Lentink Lab Messages | Archive

Credit: Chris 73

Congrats Dr. Chin and Dr. Deetjen!

Diana Chin and Mark Deetjen successfully defended and submitted their wonderful PhD theses. Diana advanced our understanding of how foraging birds fly effectively over short distances in arboreal environments. Her biomechanical research uncovered how birds use terrestrial and aerodynamic force vectoring to visually guide their flight. She also helped uncover strategies birds use to land and takeoff from complex surfaces. She developed the first 2D aerodynamic force platform to measure the lift and drag birds generate in flight for the first time in vivo.

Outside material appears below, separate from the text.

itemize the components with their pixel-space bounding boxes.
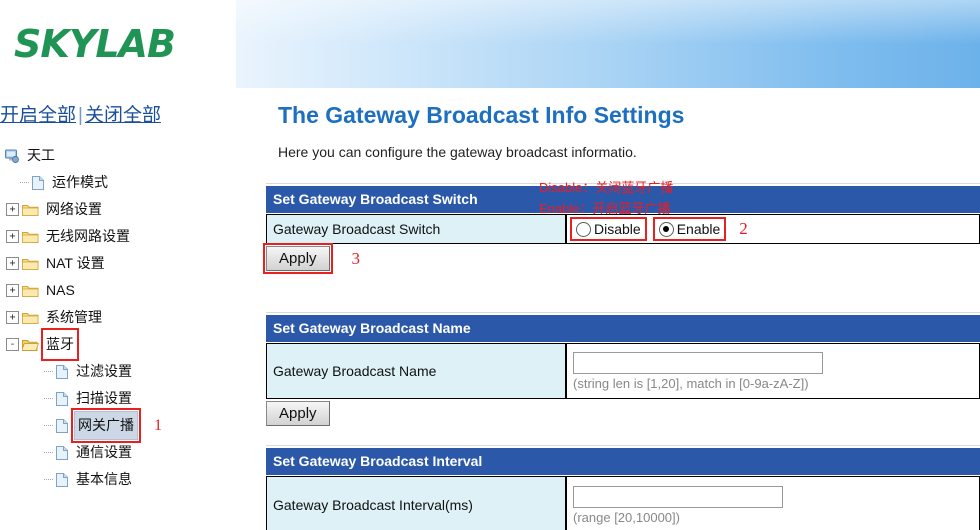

Her research shows birds repurpose lift and drag in unconventional ways to enable takeoff and landing. Mark developed a new automated 3D imaging technique to quantify the deformation of 3D surfaces at high-speed, including birds in free flight. His single shot algorithm maximizes reconstruction framerate. His automated calibration algorithm for simultaneously using multiple highspeed structured-light projectors and cameras enables and simplifies the use of this state-of-the-art imaging technique across applications. Using these techniques and collaborating with Diana Chin and Bret Tobalske, he reconstructed the most accurate aerodynamic workloop of flight muscles till date.